Gore, of course, did not exactly discover Love Canal or that chemicals had been spilled there in 1978, as several journalists dutifully reported in Wednesday’s newspapers.

Pres. Jimmy Carter had declared the site a disaster area months before Gore came along, allowing then-New York Gov. Hugh L. Carey to petition for federal clean-up funds.

No one contends Gore didn’t play a role (as with that little thing about Internet invention), but he didn’t exactly start it all either.

So what else should Gore quickly grab credit for before someone else comes along and snatches it away? Send us your suggestions for the “Al Gore Mad Inventor’s Club.”

And the Winner Is …

Last week we asked you to translate a press release from the Western Fuels Association that, shall we say, was a touch difficult to decipher. The gist of it was that Carol Browner and her EPA cronies should keep their dirty paws out of the carbon-dioxide regulation business.

Our winner is a highly placed enviro who chose to remain anonymous. Once again, this is all in the interests of fun and the views expressed in the following submission do not reflect those of this columnist, this magazine, or anybody else you can think of:

A number of left-wing enviro-Commies, not to be confused with the weed-smoking solar-hucksters, yesterday petitioned the Black Helicopter waif Carol Browner to regulate invisible gases released from our most valuable asset — the American automobile. “These people are watermelons,” says Western Fuels Association general manager and chief executive officer Fred Palmer. “Green on the outside, but red on the inside.
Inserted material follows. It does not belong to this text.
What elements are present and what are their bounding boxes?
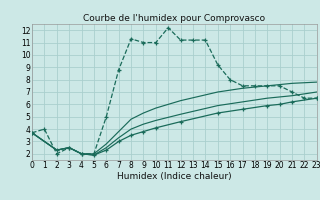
X-axis label: Humidex (Indice chaleur): Humidex (Indice chaleur) xyxy=(117,172,232,181)
Title: Courbe de l'humidex pour Comprovasco: Courbe de l'humidex pour Comprovasco xyxy=(83,14,266,23)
We cannot allow the Feds to do to us what they did to our friends in Waco,” he continued. “My first sexual experience was in a car,” he said “and you can’t take that away from me.

“Carbon dioxide itself must be defended as the building block of nature that it is. The more I yammer, the more CO2 in the air and the more CO2 in the air the more palm trees we’ll have in Alaska. Therefore, no rational regulatory body can conclude that more CO2 in the air presents a threat to human health and welfare.”